LAUNAY, Nicolas de
(b. 1739, Paris, d. 1792, Paris)

Biography

Nicolas de Launay (Delaunay), printmaker, part of a French family of printmakers. He trained with Louis-Simon Lempereur. His oeuvre includes portraits and also landscapes, for example two engravings of Roman ruins (1768) after Christian Wilhelm Ernst Dietrich, made for Jean-Georges Wille.
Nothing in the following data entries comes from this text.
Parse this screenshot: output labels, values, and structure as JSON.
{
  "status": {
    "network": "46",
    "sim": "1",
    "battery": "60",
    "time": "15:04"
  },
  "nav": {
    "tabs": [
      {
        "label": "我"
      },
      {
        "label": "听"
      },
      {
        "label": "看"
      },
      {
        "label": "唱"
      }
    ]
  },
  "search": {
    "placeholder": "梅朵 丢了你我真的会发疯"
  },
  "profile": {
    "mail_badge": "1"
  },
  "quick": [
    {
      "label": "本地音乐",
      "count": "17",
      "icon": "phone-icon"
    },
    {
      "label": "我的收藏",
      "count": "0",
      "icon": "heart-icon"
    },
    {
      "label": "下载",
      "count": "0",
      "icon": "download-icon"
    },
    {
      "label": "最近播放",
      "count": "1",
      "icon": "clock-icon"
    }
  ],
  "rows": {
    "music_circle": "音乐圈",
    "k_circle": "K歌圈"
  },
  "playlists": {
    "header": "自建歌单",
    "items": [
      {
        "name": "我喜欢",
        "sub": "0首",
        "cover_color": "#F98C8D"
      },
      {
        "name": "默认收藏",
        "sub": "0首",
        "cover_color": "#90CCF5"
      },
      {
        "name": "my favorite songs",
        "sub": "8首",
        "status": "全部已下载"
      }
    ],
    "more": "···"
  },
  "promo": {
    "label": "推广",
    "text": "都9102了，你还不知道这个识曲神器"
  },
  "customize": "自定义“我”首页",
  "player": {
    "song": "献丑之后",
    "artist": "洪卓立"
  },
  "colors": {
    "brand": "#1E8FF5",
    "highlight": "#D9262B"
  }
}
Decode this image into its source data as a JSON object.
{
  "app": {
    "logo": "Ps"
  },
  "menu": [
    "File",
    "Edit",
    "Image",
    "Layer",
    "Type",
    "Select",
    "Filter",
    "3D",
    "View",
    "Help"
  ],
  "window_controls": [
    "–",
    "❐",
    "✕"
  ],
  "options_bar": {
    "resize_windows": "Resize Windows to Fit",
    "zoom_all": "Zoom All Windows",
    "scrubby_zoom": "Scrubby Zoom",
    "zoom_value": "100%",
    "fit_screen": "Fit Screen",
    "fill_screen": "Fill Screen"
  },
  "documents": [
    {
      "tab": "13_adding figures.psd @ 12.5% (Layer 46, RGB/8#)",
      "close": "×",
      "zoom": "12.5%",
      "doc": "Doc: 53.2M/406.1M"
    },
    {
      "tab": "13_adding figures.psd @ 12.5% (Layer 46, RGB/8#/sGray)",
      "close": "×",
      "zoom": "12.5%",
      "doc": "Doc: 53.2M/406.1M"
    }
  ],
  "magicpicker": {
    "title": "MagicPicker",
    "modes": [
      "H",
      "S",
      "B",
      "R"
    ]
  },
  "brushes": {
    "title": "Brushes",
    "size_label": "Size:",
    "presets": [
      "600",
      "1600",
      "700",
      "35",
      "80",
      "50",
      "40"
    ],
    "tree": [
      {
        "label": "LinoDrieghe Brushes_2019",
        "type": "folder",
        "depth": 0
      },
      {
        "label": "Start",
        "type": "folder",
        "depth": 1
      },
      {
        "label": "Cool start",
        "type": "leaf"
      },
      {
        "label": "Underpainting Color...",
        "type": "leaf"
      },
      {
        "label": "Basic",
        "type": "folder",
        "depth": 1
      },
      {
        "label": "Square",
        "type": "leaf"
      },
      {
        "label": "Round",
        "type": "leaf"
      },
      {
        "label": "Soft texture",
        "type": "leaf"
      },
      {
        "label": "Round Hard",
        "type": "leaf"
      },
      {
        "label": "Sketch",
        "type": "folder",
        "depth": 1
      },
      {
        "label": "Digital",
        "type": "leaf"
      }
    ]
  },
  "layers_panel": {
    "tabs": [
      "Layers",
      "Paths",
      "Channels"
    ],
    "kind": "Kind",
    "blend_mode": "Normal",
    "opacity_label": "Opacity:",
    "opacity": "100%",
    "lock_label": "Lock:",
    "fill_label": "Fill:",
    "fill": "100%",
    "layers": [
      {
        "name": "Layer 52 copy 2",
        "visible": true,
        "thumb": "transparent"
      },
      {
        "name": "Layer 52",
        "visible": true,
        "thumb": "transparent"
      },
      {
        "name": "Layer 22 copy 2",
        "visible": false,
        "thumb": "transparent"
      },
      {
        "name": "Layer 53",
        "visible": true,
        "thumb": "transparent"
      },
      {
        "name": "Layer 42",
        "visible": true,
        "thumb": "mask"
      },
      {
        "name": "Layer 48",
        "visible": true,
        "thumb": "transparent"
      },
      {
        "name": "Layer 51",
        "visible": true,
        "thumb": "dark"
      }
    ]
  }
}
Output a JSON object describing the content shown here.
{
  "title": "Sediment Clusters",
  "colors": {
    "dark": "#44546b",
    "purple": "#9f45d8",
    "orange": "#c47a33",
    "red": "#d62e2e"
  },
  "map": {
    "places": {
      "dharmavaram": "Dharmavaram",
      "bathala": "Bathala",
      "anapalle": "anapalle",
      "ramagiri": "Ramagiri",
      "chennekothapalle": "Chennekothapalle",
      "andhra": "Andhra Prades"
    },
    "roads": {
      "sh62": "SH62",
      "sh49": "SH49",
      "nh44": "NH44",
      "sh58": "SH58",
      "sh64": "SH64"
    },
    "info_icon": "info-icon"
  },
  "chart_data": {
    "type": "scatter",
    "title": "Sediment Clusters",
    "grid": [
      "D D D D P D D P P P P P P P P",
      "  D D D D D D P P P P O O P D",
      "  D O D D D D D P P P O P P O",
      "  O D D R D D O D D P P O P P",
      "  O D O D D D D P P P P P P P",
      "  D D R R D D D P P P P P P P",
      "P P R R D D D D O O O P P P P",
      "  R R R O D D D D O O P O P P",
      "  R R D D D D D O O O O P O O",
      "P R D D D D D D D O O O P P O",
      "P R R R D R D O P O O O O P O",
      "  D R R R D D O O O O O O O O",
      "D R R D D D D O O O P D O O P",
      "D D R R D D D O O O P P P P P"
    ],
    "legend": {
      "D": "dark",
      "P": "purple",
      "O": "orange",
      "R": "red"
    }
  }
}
As a book illustrator, de Launay contributed to some of the most famous books of the period, including the Métamorphoses d'Ovide (Paris, 1767-71); but he was best known for the amorous scenes that he engraved after such artists as Pierre-Antoine Baudouin, Niclas Lafrensen, Sigmund Freudenberger, Jean-Baptiste Le Prince and, most particularly, Jean-Honoré Fragonard.

A number of de Launay's engravings of amorous scenes were framed in ovals, a format that almost became his signature. As well as imposing uniformity on series of loosely connected prints, it probably also reduced engraving time and cost. Six of de Launay's eight engravings after Fragonard are bordered in this manner; a notable exception is the Happy Hazards of the Swing, after The Swing (London, Wallace). His technique, which combined etching with engraving, produced a lightness that was especially suited to his subject-matter.